Le but de la Commission est large. Il est de protéger les victimes des conflits armés en obtenant le respect des principes et des règles de droit international applicables dans les conflits armés. La Commission est notamment compétente pour

  1. Enquêter sur tout fait prétendu être une infraction grave au sens des Conventions et du Protocole ou une autre violation grave des Conventions ou du Protocole,
  2. Faciliter, en prêtant ses bons offices, le retour à l'observation des dispositions des Conventions et du Protocole.

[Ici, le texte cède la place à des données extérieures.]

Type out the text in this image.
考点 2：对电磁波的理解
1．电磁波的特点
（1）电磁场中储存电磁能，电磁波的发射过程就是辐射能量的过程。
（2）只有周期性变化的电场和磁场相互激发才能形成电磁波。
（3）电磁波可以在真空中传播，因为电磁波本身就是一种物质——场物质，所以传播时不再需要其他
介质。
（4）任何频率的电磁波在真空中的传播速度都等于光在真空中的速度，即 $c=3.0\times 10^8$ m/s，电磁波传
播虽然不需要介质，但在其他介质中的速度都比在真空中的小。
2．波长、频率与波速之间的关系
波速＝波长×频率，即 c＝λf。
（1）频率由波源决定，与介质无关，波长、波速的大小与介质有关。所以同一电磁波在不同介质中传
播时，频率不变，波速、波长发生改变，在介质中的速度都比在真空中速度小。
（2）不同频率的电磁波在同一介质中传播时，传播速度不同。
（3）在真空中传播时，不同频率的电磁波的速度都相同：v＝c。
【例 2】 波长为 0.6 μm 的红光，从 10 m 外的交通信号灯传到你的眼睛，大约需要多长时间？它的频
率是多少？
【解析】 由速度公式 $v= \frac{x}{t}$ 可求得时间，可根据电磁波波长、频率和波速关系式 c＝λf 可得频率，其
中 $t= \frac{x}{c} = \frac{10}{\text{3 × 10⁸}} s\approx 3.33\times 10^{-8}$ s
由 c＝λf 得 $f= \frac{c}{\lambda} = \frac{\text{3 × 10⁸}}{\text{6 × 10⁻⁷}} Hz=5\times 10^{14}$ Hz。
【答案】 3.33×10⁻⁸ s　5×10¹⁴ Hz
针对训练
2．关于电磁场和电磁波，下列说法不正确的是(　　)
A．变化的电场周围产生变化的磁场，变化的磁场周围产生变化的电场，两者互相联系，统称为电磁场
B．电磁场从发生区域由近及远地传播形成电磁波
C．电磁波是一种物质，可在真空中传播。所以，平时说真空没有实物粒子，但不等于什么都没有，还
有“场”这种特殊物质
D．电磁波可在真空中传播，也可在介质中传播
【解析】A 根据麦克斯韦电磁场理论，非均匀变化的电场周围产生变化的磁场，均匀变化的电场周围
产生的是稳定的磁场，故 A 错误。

La Commission a cette compétence si les Etats parties à la procédure ont accepté sa compétence en déposant les déclarations appropriées. Dans un tel cas, aucune autre manifestation du consentement n'est nécessaire pour fonder la compétence de la Commission.

De même, dans d'autres situations, la Commission peut ouvrir une enquête à la demande des Etats aux conflits, mais uniquement avec le consentement de l'autre ou des autres parties intéressées. Dans ce contexte, la Commission a fait part de sa volonté d'enquêter sur les violations alléguées du droit humanitaire, y compris sur celles qui surviennent dans des conflits armés à caractère non international, aussi longtemps que les parties au conflit y consentent. De plus, elle a exprimé sa conviction qu'il est nécessaire de prendre toutes les initiatives appropriées, le cas échéant en coopération avec d'autres organismes internationaux, en particulier avec les Nations Unies, pour exercer ses fonctions dans l'intérêt des victimes de conflits armés. Cette conviction est partiellement fondée sur les articles 89 et 1er, paragraphe 1, du premier Protocole additionnel et sur l'article 1er commun aux Conventions de Genève. En considération des spécificités du droit international humanitaire, il pourrait paraître approprié que le Secrétaire général, le Conseil de sécurité ou l'Assemblée générale des Nations Unies, par exemple, demandent instamment aux parties de donner leur consentement, et que le Conseil aille plus loin et exige qu'une enquête soit effectuée aux termes du Chapitre VII et de l'article 103 de la Charte des Nations Unies.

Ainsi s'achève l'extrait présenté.